#OA1-AM25-TU-15 - Duffy-Null Status and Delayed Neutrophil Engraftment in Autologous Hematopoietic Transplantation: A Call for Awareness

Duffy-null–associated neutropenia (DANC), characterized by constitutionally low absolute neutrophil counts (ANC) in individuals of African descent, is now recognized as a benign hematologic phenotype. However, prevailing definitions of engraftment do not account for this genetic variation, potentially leading to inappropriate risk stratification and improper diagnoses and potential exposure to medications (e.g. G-CSF). 

Study

Design/Methods:

This study was performed as part of a quality improvement initiative evaluating engraftment assessment.  Engraftment kinetics in Duffy-null patients (n=20) who underwent autologous hematopoietic cell transplantation (AHCT) at a large tertiary-care cancer center were retrospectively analyzed.  Days to absolute neutrophil count (ANC) and platelet count engraftment were the markers analyzed; for the purposes of this study platelet count was used as a control marker that should be unaffected by patient Duffy status.  Engraftment was defined as ANC ≥0.5×10⁹/L and platelet count ≥20×10⁹/L for three consecutive days without transfusion.  Time to engraftment was compared to institutional averages across all patients undergoing AHCT.

Results/Findings:

• Mean time to neutrophil engraftment in Duffy-null patients was 12.8 days (SD: 5.08), compared to 11 days in the general AHCT population.

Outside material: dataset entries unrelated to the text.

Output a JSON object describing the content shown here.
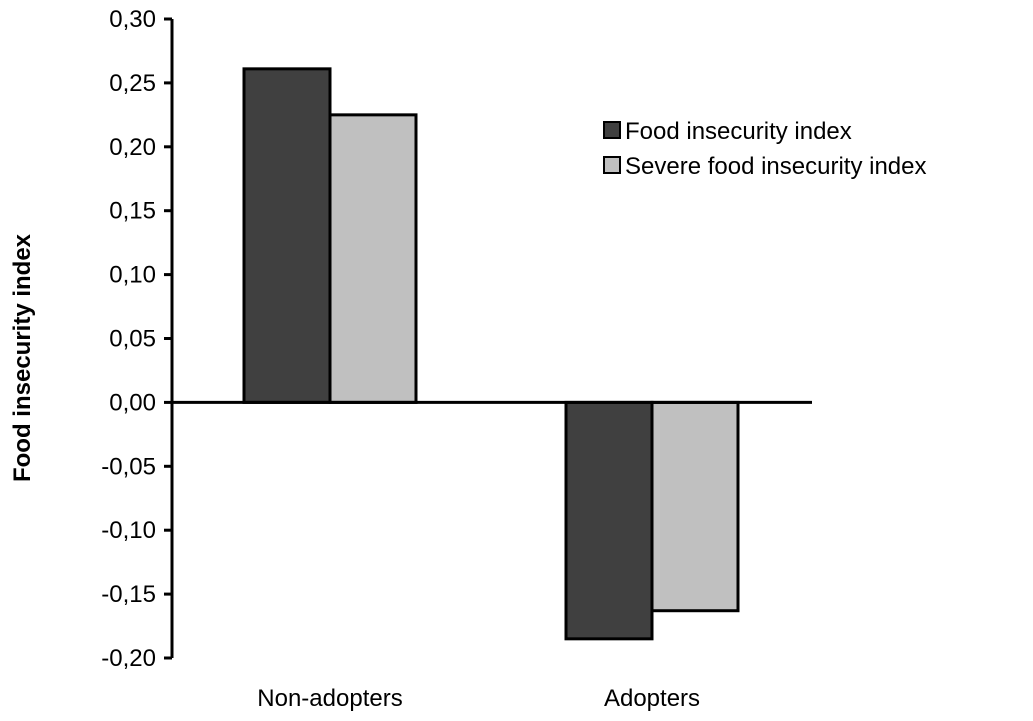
{
  "chart_data": {
    "type": "bar",
    "title": "",
    "xlabel": "",
    "ylabel": "Food insecurity index",
    "categories": [
      "Non-adopters",
      "Adopters"
    ],
    "series": [
      {
        "name": "Food insecurity index",
        "values": [
          0.261,
          -0.185
        ],
        "color": "#404040"
      },
      {
        "name": "Severe food insecurity index",
        "values": [
          0.225,
          -0.163
        ],
        "color": "#c0c0c0"
      }
    ],
    "ylim": [
      -0.2,
      0.3
    ],
    "yticks": [
      0.3,
      0.25,
      0.2,
      0.15,
      0.1,
      0.05,
      0.0,
      -0.05,
      -0.1,
      -0.15,
      -0.2
    ],
    "ytick_labels": [
      "0,30",
      "0,25",
      "0,20",
      "0,15",
      "0,10",
      "0,05",
      "0,00",
      "-0,05",
      "-0,10",
      "-0,15",
      "-0,20"
    ],
    "grid": false,
    "legend_position": "top-right"
  }
}
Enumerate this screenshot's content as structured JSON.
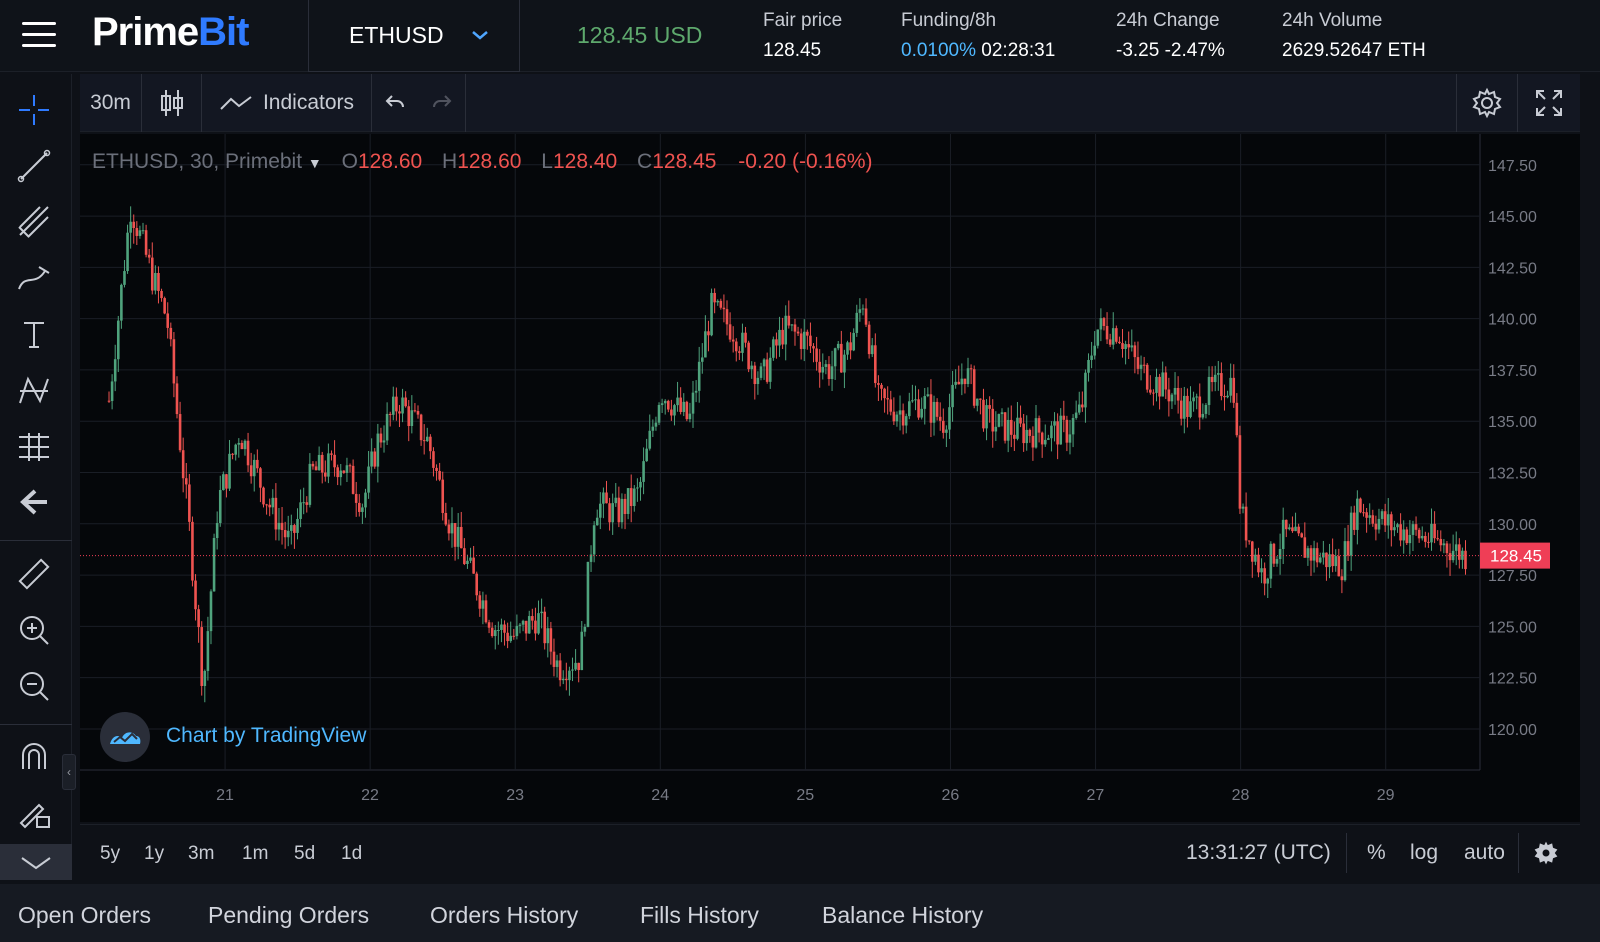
{
  "header": {
    "logo_prime": "Prime",
    "logo_bit": "Bit",
    "symbol": "ETHUSD",
    "last_price": "128.45 USD",
    "fair_price_label": "Fair price",
    "fair_price_value": "128.45",
    "funding_label": "Funding/8h",
    "funding_rate": "0.0100%",
    "funding_countdown": "02:28:31",
    "change_label": "24h Change",
    "change_value": "-3.25",
    "change_pct": "-2.47%",
    "volume_label": "24h Volume",
    "volume_value": "2629.52647 ETH"
  },
  "chart_toolbar": {
    "interval": "30m",
    "indicators_label": "Indicators"
  },
  "legend": {
    "symbol": "ETHUSD, 30, Primebit",
    "o_label": "O",
    "o_value": "128.60",
    "h_label": "H",
    "h_value": "128.60",
    "l_label": "L",
    "l_value": "128.40",
    "c_label": "C",
    "c_value": "128.45",
    "change": "-0.20 (-0.16%)"
  },
  "watermark": "Chart by TradingView",
  "bottom_bar": {
    "ranges": [
      "5y",
      "1y",
      "3m",
      "1m",
      "5d",
      "1d"
    ],
    "clock": "13:31:27 (UTC)",
    "percent_label": "%",
    "log_label": "log",
    "auto_label": "auto"
  },
  "tabs": [
    "Open Orders",
    "Pending Orders",
    "Orders History",
    "Fills History",
    "Balance History"
  ],
  "chart_data": {
    "type": "candlestick",
    "x_ticks": [
      "21",
      "22",
      "23",
      "24",
      "25",
      "26",
      "27",
      "28",
      "29"
    ],
    "y_ticks": [
      120.0,
      122.5,
      125.0,
      127.5,
      130.0,
      132.5,
      135.0,
      137.5,
      140.0,
      142.5,
      145.0,
      147.5
    ],
    "ylim": [
      118.0,
      149.0
    ],
    "last_price_label": "128.45",
    "last_price": 128.45,
    "close_path": [
      {
        "x": 20.2,
        "y": 136.0
      },
      {
        "x": 20.35,
        "y": 145.5
      },
      {
        "x": 20.5,
        "y": 142.0
      },
      {
        "x": 20.6,
        "y": 140.0
      },
      {
        "x": 20.75,
        "y": 130.0
      },
      {
        "x": 20.85,
        "y": 122.0
      },
      {
        "x": 20.95,
        "y": 131.0
      },
      {
        "x": 21.1,
        "y": 134.5
      },
      {
        "x": 21.3,
        "y": 131.0
      },
      {
        "x": 21.45,
        "y": 129.0
      },
      {
        "x": 21.6,
        "y": 132.5
      },
      {
        "x": 21.8,
        "y": 133.0
      },
      {
        "x": 21.95,
        "y": 131.0
      },
      {
        "x": 22.05,
        "y": 134.0
      },
      {
        "x": 22.2,
        "y": 136.0
      },
      {
        "x": 22.4,
        "y": 134.0
      },
      {
        "x": 22.55,
        "y": 130.0
      },
      {
        "x": 22.7,
        "y": 127.5
      },
      {
        "x": 22.85,
        "y": 125.0
      },
      {
        "x": 23.0,
        "y": 124.5
      },
      {
        "x": 23.15,
        "y": 125.5
      },
      {
        "x": 23.3,
        "y": 123.0
      },
      {
        "x": 23.45,
        "y": 123.5
      },
      {
        "x": 23.55,
        "y": 131.0
      },
      {
        "x": 23.7,
        "y": 130.5
      },
      {
        "x": 23.85,
        "y": 131.5
      },
      {
        "x": 24.0,
        "y": 136.5
      },
      {
        "x": 24.2,
        "y": 135.0
      },
      {
        "x": 24.35,
        "y": 140.5
      },
      {
        "x": 24.5,
        "y": 139.5
      },
      {
        "x": 24.7,
        "y": 137.0
      },
      {
        "x": 24.85,
        "y": 139.5
      },
      {
        "x": 25.0,
        "y": 139.0
      },
      {
        "x": 25.15,
        "y": 137.5
      },
      {
        "x": 25.3,
        "y": 138.5
      },
      {
        "x": 25.4,
        "y": 141.0
      },
      {
        "x": 25.5,
        "y": 136.0
      },
      {
        "x": 25.65,
        "y": 135.5
      },
      {
        "x": 25.8,
        "y": 136.0
      },
      {
        "x": 25.95,
        "y": 135.0
      },
      {
        "x": 26.1,
        "y": 137.5
      },
      {
        "x": 26.25,
        "y": 135.0
      },
      {
        "x": 26.45,
        "y": 134.5
      },
      {
        "x": 26.6,
        "y": 134.5
      },
      {
        "x": 26.8,
        "y": 134.5
      },
      {
        "x": 26.9,
        "y": 135.5
      },
      {
        "x": 27.0,
        "y": 139.5
      },
      {
        "x": 27.15,
        "y": 139.5
      },
      {
        "x": 27.3,
        "y": 137.5
      },
      {
        "x": 27.5,
        "y": 136.5
      },
      {
        "x": 27.65,
        "y": 135.5
      },
      {
        "x": 27.8,
        "y": 136.5
      },
      {
        "x": 27.95,
        "y": 137.0
      },
      {
        "x": 28.0,
        "y": 130.5
      },
      {
        "x": 28.15,
        "y": 127.5
      },
      {
        "x": 28.3,
        "y": 129.5
      },
      {
        "x": 28.5,
        "y": 128.5
      },
      {
        "x": 28.7,
        "y": 128.0
      },
      {
        "x": 28.8,
        "y": 131.0
      },
      {
        "x": 29.0,
        "y": 130.0
      },
      {
        "x": 29.2,
        "y": 129.5
      },
      {
        "x": 29.4,
        "y": 129.0
      },
      {
        "x": 29.55,
        "y": 128.45
      }
    ]
  },
  "colors": {
    "up": "#4fa37d",
    "down": "#ef5350",
    "accent_blue": "#2f7bff",
    "last_price_green": "#5ea96d",
    "price_tag_bg": "#ef3e56"
  },
  "icons": [
    "hamburger-icon",
    "chevron-down-icon",
    "crosshair-icon",
    "trend-line-icon",
    "pitchfork-icon",
    "brush-icon",
    "text-icon",
    "pattern-icon",
    "measure-tools-icon",
    "back-arrow-icon",
    "ruler-icon",
    "zoom-in-icon",
    "zoom-out-icon",
    "magnet-icon",
    "lock-drawings-icon",
    "candles-icon",
    "indicators-icon",
    "undo-icon",
    "redo-icon",
    "gear-icon",
    "fullscreen-icon",
    "tradingview-logo-icon"
  ]
}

• Mean platelet engraftment time was 21.0 days (SD: 4.34), identical to the overall cohort.

These findings are consistent with prior work (Avigan et al., Blood Advances, 2025), which demonstrated delayed ANC recovery in Duffy-null patients post–CAR-T therapy without adverse clinical outcomes. Additionally, our results mirror conclusions from large-scale AHCT cohorts (Lutfi et al., Hematol Oncol Stem Cell Ther, 2020), though those lacked genotype-specific stratification.

Conclusions:

Duffy-null patients exhibit a modest, non-harmful delay in neutrophil engraftment post-AHCT. Although these patients run similar risk for post-transplantation complications of neutropenia, they do not appear to be at greater risk based upon the slower ANC recovery. Given this physiologic variation, rigid adherence to conventional ANC-based criteria may unjustifiably stratify this population into a higher-risk category. Our data support further evaluation of genotype-aware engraftment definitions and reinforce the need for widespread Duffy antigen testing and education, as championed by the ASH DANC Project.  Additional investigation(s) with a larger duffy-null patient population is warranted.